O amor chegou à plenitude na pessoa de Jesus Cristo, o verbo encarnado (Jo 1,1), o filho de Maria e de José, precedido pelo profeta João Batista (Mc 1, 3) que se apresentou à humanidade anunciando o Reino de Deus, convidando à conversão e a seguir o evangelho (cf. Mc 1,15). Na sua peregrinação, desde a Galileia, se colocou ao lado dos pequeninos e empobrecidos, explicitando o amor de Deus dirigido àquela gente, ao ponto de proclamarem que Deus estava visitando o seu povo (Lc 7,16). Não deixava de ensinar, contudo um ensinamento marcado pelo seu compromisso com a vida e a dignidade daquelas pessoas. Quem o ouvia, compreendia suas palavras, se maravilhava (Mc 1,22) e sentia que Deus mesmo estava lhes falando através de Jesus. Jesus agia em plena sintonia com o Pai e não deixava de manifestar este princípio (Jo 8,16). Em sintonia com o Pai convidou todos viverem experiência do amor. Este mandamento partia da certeza de que Deus amou primeiro e a resposta ao amor de Deus passava pelo o amor ao próximo (Lc 10,20). Ele explicitou este compromisso assumindo a cruz pela salvação da humanidade.
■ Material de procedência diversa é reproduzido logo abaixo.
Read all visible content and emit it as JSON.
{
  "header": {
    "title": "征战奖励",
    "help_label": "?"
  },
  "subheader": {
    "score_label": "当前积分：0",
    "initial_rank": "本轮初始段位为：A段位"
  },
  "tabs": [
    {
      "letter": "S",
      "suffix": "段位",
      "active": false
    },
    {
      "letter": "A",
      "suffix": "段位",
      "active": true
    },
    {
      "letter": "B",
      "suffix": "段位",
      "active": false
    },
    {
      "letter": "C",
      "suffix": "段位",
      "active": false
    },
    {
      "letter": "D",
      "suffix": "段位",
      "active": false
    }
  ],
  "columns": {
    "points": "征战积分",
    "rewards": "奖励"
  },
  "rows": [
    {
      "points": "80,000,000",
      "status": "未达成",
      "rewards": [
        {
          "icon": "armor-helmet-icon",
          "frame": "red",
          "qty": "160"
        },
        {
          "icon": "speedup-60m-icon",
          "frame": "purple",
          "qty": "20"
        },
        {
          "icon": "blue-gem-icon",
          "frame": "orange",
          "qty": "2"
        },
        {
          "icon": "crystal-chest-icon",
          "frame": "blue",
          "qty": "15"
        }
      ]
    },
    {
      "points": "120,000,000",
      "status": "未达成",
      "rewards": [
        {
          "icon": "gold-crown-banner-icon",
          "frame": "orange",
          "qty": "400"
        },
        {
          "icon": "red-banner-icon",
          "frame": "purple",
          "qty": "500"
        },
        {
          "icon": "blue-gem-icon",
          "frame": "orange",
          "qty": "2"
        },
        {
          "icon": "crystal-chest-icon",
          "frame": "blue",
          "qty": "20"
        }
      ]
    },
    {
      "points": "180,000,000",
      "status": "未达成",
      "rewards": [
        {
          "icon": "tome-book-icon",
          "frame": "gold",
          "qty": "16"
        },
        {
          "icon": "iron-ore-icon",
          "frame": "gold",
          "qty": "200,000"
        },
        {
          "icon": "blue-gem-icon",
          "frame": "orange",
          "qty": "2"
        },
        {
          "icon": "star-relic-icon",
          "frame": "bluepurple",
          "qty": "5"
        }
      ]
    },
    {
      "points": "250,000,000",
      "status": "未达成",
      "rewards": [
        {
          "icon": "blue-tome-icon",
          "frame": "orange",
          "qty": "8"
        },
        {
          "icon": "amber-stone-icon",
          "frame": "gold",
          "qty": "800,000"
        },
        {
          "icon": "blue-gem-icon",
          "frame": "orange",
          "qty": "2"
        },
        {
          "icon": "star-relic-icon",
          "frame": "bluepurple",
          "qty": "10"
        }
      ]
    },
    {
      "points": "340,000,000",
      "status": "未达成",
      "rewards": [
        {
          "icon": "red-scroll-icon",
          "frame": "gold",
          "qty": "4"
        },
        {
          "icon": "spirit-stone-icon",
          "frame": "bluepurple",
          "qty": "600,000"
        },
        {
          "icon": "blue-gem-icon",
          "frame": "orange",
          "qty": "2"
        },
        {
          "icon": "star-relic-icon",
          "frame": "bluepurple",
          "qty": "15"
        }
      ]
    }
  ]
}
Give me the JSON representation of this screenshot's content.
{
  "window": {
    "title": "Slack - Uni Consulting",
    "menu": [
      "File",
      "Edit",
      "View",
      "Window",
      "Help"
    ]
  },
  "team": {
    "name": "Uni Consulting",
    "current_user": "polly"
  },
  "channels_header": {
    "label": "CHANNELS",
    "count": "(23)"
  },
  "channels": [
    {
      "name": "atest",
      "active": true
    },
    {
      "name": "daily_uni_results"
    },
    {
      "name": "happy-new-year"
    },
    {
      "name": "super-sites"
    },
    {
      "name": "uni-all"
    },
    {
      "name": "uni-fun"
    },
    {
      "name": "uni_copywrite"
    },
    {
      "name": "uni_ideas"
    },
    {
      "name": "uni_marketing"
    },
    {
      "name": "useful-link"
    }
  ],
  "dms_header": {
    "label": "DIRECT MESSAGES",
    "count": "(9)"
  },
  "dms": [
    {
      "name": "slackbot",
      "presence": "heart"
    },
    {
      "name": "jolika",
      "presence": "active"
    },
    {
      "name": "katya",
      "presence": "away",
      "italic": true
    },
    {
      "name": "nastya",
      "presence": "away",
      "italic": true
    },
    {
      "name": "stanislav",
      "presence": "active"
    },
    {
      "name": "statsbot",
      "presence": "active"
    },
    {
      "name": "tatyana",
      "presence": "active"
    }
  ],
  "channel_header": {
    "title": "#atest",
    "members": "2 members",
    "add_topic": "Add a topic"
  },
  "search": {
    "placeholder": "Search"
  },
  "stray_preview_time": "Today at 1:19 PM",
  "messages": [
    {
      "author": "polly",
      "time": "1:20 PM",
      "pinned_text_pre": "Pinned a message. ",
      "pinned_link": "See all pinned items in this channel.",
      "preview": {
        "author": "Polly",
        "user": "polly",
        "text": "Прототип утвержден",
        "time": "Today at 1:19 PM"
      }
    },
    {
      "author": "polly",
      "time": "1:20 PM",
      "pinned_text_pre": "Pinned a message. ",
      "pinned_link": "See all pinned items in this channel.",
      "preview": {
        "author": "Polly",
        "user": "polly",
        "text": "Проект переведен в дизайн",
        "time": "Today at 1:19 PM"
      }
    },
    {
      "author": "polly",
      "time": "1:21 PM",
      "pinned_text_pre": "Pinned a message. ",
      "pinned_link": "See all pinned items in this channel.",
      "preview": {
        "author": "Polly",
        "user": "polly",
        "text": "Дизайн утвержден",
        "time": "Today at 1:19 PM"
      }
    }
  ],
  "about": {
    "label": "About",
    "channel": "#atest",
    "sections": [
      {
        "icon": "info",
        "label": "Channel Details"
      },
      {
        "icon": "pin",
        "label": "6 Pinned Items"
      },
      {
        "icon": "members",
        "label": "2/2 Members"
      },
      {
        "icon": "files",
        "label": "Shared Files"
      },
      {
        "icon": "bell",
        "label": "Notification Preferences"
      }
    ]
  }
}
Após a morte e ressurreição de Jesus os seguidores, movidos pelo Espírito Santo, começaram a testemunhar a proposta do Reino anunciado por Ele. Este projeto significativo chega até nós através do livro do Atos dos Apóstolos, Cartas Paulinas e Cartas Católicas. Deus se manifestou na pessoa de Jesus e no tempo narrado por estes livros a manifestação se dá na força do Espírito Santo, via testemunho dos primeiros cristãos.
A leitura da Palavra de Deus vai além da apreensão de uma narrativa histórica. Ali está o mistério de Deus revelado a toda a humanidade fundado no amor. A leitura, reflexão e oração permitem à pessoa aproximar-se desse mistério pelo princípio da fé deixando-se amar por Deus e acolhendo em sua vida seus propósitos. Então é, ao mesmo tempo, um alento para o ser humano, como também um caminho de compromisso com o seu plano. Pela leitura da Palavra de Deus temos a oportunidade de adentramos na sua obra amorosa que extrapola a letra, mas a compreende como parte de um projeto maior.
Neste mês de setembro estudaremos o Livro do Deuteronômio, especificamente a passagem expressa em Dt, 15,11 que convida a abrir a mão para o irmão diante da situação de indigência, miséria e pobreza. É uma forma de nos compreendermos como mediadores do amor de Deus no cuidado dos empobrecidos e fragilizados, frutos de uma sociedade que ainda não aprendeu amar plenamente.